Kanun Detayı

Anasayfa / İçtihat / Yargıtay Karar No : 20657 - Karar Yıl 2014 / Esas No : 17322 - Esas Yıl 2014





MAHKEMESİ : Dursunbey İcra Hukuk MahkemesiTARİHİ : 29/01/2014NUMARASI : 2013/12-2014/6 Yukarıda tarih ve numarası yazılı mahkeme kararının müddeti içinde temyizen tetkiki alacaklı tarafından istenmesi üzerine bu işle ilgili dosya mahallinden daireye gönderilmiş olup, dava dosyası için Tetkik Hakimi.... tarafından düzenlenen rapor dinlendikten ve dosya içerisindeki tüm belgeler okunup incelendikten sonra işin gereği görüşülüp düşünüldü : Takibe konu çekin ibraz süresinin bitim tarihi 6273 Sayılı Yasa'nın yürürlüğe girmesinden önce olduğundan, 6 aylık zamanaşımı süresine tabidir.

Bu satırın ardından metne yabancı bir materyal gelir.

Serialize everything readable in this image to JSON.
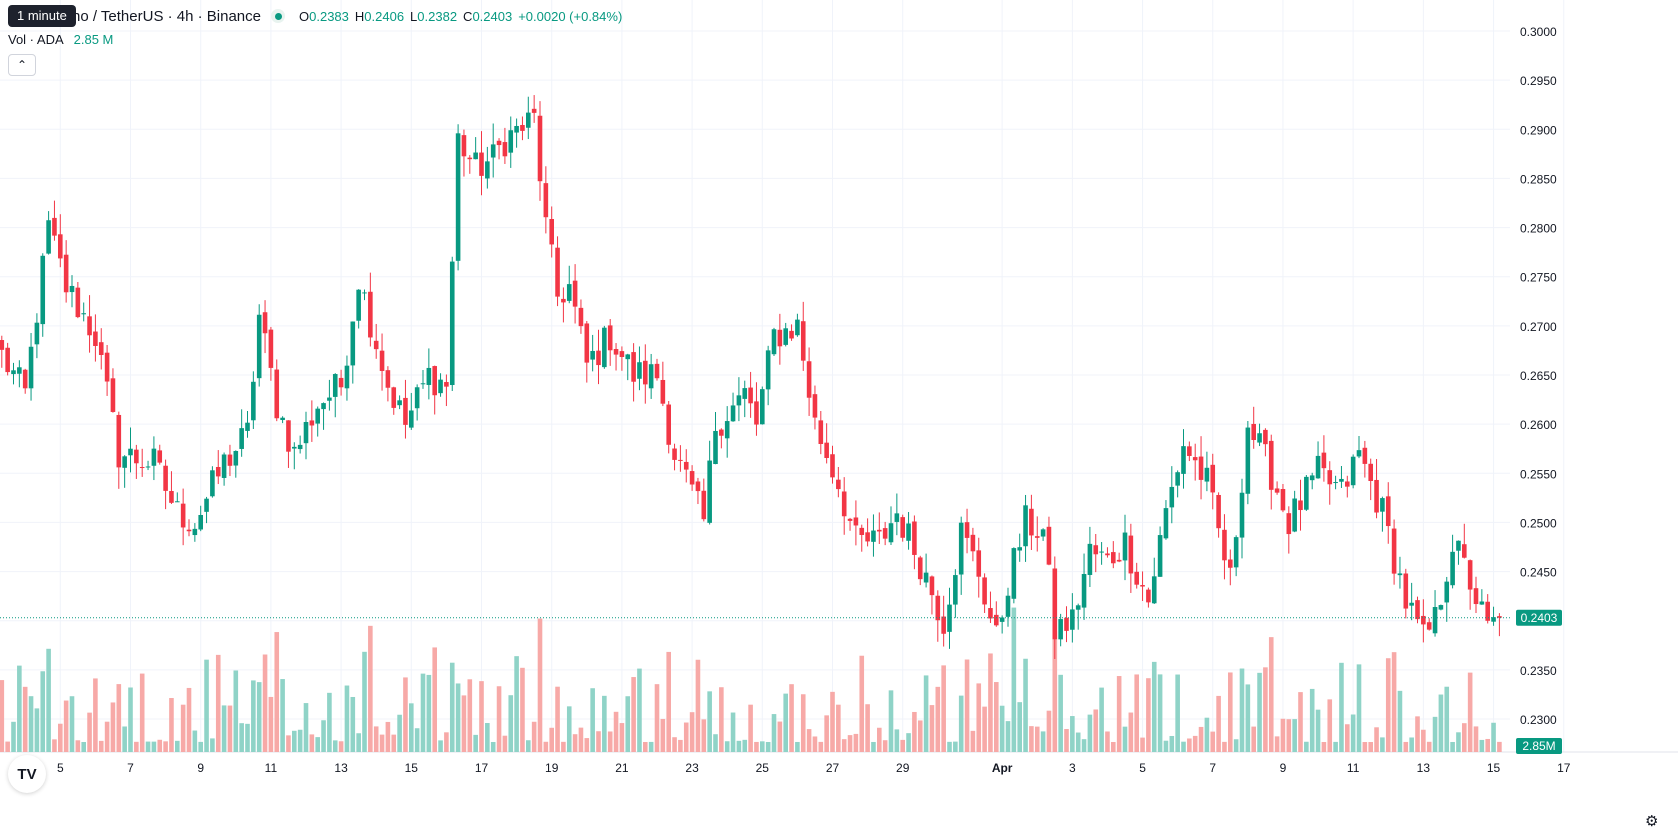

Bu nedenle sair temyiz itirazları yerinde değil ise de; İİK'nun 38. maddesine göre, icra dairesindeki kefaletler, ilam mahiyetini haiz belgelerden olup, ilamların icrası hakkındaki hükümlere tabidir. İİK.nun 39. maddesine göre de ilama müstenit takip, son muamele tarihi üzerinden on sene geçmekle zamanaşımına uğrar. İcra kefillerinin taahhüdü kambiyo taahhüdü niteliğinde bulunmadığından, onlar hakkında uygulanacak zamanaşımı süresi TTK'na göre değil İİK hükümlerine göre belirlenir. İcra kefilinin borcu icra kefaletinden kaynaklandığı, icra kefaletinin ise İİK'nun 38. maddesinde belirtilen ilam niteliğinde bulunduğu için, bu gibi hallerde İİK'nun 39. maddesinde belirtilen 10 yıllık zamanaşımının uygulanması gerekir. Somut olayda Tuba Balaban’ın üçüncü kişi olarak 06/11/2009 tarihli haciz sırasında icra kefili olmak istediğini beyan ettiği, bu talebin kabul edilerek kendisine 10/12/2009 tarihinde icra emrinin tebliğ edildiği, İİK'nun 38. ve 39. maddeleri gereğince takip dosyasında son işlemin yapıldığı 17/03/2010 tarihinden itibaren 10 yıllık zamanaşımı süresinin dolmamış olduğu görülmüştür. O halde, mahkemece borçlulardan icra kefili Tuba Balaban yönünden zamanaşımı şikayetinin reddi gerekirken yanılgılı değerlendirme ve yazılı gerekçeyle şikayetin kabulü ile icranın geri bırakılması yönünde hüküm tesisi isabetsizdir. SONUÇ : Alacaklının temyiz itirazlarının kısmen kabulü ile mahkeme kararının yukarıda yazılı nedenlerle İİK'nun 366. ve HUMK’nun 428. maddeleri uyarınca (BOZULMASINA), peşin alınan harcın istek halinde iadesine, ilamın tebliğinden itibaren 10 gün içinde karar düzeltme yolu açık olmak üzere, 09/09/2014 gününde oybirliğiyle karar verildi.